Ясно было всем. Кажется, в его интонациях сквозили еле уловимые доброжелательные нотки. Не знаю, уж по какой линии — Зигфрида или греховных увлечений бабки венгерскими цыганами или еврейскими бакалейщиками — но факт остается фактом: доброжелательное отношение обер-лейтенанта не раз подтвердится, в том числе — на примере моей личной судьбы.
Обер-лейтенант еще раз просеменил на коротких ножках вдоль шеренг выстроившегося сброда, каким мы, несомненно, являлись в этот миг, затем резко остановился в центре плаца и спросил:
— Среди вас кто-нибудь владеет немецким языком? Я не имею в виду — невнятно лепечет и заикается, как галицийский еврей, а знает по-настоящему: устно и письменно, если вы понимаете, что я имею в виду? Есть такие? Если есть — шаг вперед!
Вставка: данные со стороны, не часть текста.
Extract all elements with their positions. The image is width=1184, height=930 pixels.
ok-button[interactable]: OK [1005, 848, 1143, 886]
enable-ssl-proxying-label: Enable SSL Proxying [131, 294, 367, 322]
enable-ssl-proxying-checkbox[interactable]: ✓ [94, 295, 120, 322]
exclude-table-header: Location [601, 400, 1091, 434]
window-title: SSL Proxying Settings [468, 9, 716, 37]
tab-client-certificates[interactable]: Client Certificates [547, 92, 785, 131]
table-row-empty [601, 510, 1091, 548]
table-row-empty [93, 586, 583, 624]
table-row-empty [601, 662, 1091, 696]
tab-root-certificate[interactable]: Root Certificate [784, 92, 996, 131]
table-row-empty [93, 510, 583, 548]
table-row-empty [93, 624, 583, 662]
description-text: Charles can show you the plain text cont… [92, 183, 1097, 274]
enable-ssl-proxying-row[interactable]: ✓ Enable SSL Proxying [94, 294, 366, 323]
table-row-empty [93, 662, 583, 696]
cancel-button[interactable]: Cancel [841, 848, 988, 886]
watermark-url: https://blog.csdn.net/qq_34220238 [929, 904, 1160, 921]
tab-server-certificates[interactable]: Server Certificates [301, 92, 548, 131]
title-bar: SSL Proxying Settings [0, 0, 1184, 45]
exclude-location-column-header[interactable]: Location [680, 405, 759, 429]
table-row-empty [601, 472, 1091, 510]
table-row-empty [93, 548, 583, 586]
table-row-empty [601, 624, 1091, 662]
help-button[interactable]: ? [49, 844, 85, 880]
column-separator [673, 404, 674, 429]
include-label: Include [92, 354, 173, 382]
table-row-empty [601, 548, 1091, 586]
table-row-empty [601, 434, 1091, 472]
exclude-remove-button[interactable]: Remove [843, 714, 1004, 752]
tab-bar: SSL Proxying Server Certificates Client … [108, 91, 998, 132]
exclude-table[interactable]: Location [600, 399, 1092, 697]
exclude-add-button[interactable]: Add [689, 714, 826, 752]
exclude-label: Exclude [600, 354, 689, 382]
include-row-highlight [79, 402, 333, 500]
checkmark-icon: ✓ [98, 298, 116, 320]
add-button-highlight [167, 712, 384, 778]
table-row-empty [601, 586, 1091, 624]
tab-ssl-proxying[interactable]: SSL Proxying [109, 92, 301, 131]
Я искренне оскорбился: в сложившихся обстоятельствах тебе, мой читатель, это может показаться легкомыслием с моей стороны, но с какой стати этот зажравшийся кабан, лопотавший на саксонском диалекте так, что его еле можно было понять, будет называть наш немецкий невнятным лепетом? И если другие — поляки и украинцы — редко использовали этот язык в австро-венгерские времена, то мы, евреи, постоянно говорящие на идише, облагороженном русскими «пожеланиями» по материнской линии и определенными (как я упоминал раньше) ассиро-вавилонскими примесями, знали немецкий неплохо как «двоюродный» нашего родного языка. Именно мое оскорбленное национальное достоинство и заставило меня сделать шаг вперед — так сказать, филологический шаг в защиту родной речи.